Instruction
1
To reduce interest rate when you refinance. In this case you instead of the old, the least favorable loan can take a new loan that will offer the best conditions. Due to the new loan is necessary to cover the old loan.Thus, you will be able not only to reduce the interest rate, but also reduce the period of payments on the loan.
2
In order to reduce lending rates from the Bank, you must provide documents that can prove the financial problems have arisen. Typically, banks are most favorable to borrowers, who warn in advance about their problems.

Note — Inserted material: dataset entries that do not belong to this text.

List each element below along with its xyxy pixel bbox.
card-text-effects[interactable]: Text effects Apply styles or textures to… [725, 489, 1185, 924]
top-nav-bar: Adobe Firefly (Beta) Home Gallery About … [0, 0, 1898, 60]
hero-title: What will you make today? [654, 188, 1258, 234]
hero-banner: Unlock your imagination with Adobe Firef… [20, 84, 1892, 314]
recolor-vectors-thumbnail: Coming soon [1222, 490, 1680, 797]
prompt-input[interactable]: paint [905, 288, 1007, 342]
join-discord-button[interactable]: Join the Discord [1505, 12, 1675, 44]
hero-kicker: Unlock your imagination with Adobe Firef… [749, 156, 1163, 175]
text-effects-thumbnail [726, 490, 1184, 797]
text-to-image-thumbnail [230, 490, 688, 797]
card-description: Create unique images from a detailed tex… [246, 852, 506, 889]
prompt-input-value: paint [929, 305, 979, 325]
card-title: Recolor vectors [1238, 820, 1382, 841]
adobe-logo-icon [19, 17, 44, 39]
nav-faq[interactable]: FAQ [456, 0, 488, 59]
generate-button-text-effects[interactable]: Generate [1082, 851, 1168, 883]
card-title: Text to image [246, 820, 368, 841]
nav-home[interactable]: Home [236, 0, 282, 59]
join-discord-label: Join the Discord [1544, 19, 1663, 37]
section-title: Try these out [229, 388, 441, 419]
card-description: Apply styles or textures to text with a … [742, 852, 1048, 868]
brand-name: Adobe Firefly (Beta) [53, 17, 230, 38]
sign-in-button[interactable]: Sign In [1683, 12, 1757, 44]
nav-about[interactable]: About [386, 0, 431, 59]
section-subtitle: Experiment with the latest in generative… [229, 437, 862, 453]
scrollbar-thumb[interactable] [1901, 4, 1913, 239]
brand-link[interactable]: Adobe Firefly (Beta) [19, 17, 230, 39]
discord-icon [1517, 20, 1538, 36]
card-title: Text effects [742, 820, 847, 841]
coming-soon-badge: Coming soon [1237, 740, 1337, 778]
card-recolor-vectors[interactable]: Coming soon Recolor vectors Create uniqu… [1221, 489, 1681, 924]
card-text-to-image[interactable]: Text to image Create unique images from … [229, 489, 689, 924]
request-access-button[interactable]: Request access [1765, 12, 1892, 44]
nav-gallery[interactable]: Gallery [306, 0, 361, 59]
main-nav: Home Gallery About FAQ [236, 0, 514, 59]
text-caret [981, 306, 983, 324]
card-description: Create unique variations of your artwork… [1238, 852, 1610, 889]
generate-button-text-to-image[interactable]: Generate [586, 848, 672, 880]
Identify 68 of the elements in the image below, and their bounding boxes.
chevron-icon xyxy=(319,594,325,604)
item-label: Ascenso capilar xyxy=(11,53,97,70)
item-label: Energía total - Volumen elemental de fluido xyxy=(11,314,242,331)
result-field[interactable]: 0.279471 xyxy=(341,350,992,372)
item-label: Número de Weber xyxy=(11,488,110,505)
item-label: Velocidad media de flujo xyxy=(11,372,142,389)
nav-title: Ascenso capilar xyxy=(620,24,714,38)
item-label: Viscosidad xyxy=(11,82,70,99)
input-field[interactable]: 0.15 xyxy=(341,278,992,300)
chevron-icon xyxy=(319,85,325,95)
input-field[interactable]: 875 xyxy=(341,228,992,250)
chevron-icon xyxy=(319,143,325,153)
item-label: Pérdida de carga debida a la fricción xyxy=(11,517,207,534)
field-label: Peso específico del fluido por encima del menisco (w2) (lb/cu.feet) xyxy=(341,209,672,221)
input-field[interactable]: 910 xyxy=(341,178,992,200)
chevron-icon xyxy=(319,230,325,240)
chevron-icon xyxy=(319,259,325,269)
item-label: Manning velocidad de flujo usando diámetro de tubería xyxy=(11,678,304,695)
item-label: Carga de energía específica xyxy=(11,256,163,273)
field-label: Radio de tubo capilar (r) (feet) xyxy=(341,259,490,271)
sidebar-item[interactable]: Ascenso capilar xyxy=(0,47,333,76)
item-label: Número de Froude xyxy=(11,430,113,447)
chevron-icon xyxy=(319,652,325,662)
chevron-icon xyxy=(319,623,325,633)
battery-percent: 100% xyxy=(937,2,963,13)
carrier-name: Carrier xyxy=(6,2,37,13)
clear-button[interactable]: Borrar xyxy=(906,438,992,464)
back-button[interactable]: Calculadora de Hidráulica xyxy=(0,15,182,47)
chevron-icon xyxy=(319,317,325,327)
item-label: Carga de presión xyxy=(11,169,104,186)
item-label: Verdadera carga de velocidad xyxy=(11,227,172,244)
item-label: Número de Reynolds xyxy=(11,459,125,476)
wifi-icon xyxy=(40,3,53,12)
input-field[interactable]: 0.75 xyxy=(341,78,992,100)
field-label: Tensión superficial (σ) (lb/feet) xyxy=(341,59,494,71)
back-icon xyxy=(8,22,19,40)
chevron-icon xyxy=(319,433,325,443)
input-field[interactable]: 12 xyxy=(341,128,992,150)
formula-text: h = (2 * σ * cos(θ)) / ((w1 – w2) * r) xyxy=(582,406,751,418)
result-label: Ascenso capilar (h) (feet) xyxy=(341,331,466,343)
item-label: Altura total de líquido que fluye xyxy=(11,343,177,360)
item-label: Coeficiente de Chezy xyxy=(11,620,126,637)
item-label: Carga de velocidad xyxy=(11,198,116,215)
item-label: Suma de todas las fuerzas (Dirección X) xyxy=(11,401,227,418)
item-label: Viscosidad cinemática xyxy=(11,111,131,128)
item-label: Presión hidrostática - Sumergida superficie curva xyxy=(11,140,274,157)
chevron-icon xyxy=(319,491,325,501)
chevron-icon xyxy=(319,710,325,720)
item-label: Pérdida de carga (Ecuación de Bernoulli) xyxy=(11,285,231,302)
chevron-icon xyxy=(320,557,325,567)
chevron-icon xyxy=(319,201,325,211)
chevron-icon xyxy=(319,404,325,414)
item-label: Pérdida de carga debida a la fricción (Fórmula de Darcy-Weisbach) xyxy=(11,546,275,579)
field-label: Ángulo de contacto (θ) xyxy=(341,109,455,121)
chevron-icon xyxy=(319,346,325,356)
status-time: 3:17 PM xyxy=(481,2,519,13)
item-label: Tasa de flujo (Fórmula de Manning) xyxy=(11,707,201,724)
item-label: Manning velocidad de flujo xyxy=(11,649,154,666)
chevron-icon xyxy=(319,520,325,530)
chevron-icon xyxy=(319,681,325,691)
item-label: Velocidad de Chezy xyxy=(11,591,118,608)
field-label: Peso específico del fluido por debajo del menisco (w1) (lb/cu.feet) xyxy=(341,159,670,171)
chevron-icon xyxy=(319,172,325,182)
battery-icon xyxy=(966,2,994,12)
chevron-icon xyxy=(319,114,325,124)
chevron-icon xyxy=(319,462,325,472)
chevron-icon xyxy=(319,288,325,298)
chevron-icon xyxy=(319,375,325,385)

But the main thing in this case is a neat implementation of the ongoing obligations of the client.
3
For example, if the reason for loss of financial income as a result of dismissal from a permanent place of work, then in this case you will need to provide a copy of your employment record. When low-wage - help 2NDFL (about the monthly income wages). If the reason was a temporary loss of earning capacity, the supporting document is a copy of the hospital and a doctor's note.
4
Make a loan that is secured by collateral or guarantee such a mortgage will cost you much cheaper. In this case, the Bank any collateral (a car or apartment) significantly reduces the risks relating to credit defaults. Therefore, a credit institution can make a much more attractive individual parameters of the loan: lower interest rateand increase the credit limit.
5
If you do not really need the insurance, then discard this service. Because when any loan for insurance takes also a certain percentage every month, which will then be included in the principal amount of the debt.